液体の中、幾本ものチューブで繋がれている脳は、信じられないほどに白く、形状は胡桃の中身のようであるにもかかわらず、ふぐの白子のようだった。脳幹部分より下はチューブに覆われていて見ることができず、紐のような視神経の先には二つの眼球がぷかりぷかりと浮いていた。

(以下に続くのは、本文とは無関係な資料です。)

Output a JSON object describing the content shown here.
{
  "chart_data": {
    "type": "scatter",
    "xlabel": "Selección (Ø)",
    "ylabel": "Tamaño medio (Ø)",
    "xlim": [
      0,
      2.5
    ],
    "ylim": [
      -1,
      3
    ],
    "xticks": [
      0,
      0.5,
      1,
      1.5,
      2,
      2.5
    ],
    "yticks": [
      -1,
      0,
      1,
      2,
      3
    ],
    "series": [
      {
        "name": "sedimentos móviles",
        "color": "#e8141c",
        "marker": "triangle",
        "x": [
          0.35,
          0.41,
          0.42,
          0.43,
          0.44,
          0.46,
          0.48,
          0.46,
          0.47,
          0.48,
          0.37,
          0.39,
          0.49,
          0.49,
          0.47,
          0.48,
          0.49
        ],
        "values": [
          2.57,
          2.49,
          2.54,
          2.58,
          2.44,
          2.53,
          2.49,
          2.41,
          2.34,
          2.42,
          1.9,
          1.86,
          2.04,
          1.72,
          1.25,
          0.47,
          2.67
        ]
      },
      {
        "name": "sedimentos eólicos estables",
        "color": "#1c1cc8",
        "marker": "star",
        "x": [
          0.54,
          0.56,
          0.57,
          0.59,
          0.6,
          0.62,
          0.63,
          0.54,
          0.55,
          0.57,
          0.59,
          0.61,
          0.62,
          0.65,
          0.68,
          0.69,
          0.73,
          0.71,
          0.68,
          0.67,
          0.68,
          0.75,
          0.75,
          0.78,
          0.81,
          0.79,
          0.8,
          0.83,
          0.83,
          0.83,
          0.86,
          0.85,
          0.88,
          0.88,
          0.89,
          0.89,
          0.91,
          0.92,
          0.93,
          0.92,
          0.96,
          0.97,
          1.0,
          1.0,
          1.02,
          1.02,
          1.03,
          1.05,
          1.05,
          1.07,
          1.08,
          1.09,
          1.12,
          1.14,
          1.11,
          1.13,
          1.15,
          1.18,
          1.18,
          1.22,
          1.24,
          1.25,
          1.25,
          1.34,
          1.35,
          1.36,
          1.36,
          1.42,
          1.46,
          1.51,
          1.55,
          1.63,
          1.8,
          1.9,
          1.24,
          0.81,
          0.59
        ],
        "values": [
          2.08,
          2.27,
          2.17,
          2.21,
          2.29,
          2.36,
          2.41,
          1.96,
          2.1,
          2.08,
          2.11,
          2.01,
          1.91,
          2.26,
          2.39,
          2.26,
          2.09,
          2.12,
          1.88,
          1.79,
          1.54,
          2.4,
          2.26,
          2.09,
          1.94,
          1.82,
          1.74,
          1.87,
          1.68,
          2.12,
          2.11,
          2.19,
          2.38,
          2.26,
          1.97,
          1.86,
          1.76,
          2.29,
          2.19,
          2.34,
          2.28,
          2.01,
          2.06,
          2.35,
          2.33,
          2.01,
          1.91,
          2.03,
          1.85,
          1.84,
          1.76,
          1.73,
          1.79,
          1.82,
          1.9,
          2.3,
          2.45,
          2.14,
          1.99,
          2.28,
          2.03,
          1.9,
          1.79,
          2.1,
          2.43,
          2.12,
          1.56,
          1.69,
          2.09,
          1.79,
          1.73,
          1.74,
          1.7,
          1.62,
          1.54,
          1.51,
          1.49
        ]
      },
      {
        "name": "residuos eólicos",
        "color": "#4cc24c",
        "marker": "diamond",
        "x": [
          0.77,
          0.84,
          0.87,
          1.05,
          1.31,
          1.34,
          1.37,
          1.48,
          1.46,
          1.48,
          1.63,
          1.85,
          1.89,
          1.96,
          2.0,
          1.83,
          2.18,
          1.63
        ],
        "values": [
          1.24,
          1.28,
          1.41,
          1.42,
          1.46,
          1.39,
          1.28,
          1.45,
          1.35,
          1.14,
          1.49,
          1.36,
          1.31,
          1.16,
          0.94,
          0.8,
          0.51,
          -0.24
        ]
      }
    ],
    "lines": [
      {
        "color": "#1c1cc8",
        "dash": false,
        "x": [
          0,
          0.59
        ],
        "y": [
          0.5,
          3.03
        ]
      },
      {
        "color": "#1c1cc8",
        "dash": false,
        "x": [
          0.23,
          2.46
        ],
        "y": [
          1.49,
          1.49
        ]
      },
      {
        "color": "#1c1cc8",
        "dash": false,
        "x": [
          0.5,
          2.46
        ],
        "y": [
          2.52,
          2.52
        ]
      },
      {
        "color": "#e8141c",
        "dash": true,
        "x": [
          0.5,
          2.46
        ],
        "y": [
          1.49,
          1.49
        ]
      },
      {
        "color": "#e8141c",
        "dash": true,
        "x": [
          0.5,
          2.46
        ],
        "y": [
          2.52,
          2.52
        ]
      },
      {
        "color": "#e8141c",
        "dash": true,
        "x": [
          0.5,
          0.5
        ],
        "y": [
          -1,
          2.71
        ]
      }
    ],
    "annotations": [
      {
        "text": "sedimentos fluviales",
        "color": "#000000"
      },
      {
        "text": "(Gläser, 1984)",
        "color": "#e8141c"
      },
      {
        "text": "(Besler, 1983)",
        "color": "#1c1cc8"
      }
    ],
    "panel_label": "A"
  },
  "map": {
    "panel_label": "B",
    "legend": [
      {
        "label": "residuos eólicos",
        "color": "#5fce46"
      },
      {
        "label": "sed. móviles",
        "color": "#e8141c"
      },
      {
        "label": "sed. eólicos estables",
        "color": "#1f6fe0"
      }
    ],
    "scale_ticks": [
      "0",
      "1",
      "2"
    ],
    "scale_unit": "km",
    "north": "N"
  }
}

 その眼球がゴボリとまるで生あるかのように動き、ガラスケースの外に立ち尽くす彼女の方を向く。飽和する意識の中、その瞬間はっきりと凛は理解した。
 これは、士郎だ。衛宮士郎の成れの果てなのだ。
 そしてなによりおぞましい事に、彼はまだ生きている。彼は生きて、この状態でガラスケースの前に立ち尽くすわたしを認識している。
 そう理解した瞬間――




「げえぇっ……」
 胃液すらも出し尽くし、もう何も出すものがなくなっても、吐き気はやんでくれない。腹腔が痙攣し、息をすることすらも満足にはできず、地獄の苦しみだ。
「う、あ、うあああ……」
 そうして彼女は座り込んだまま、何かに怯えるようにして頭を抱える。
 洗面所には彼女の嗚咽とも呻きともつかぬくぐもった声と、胃液のすえた匂いが充満していた。




「学校に、行かないと……」
 度し難いことに、このような状態にあって彼女は未だ高校に通い続けている。そればかりでなく、成績も上位をキープし続けている。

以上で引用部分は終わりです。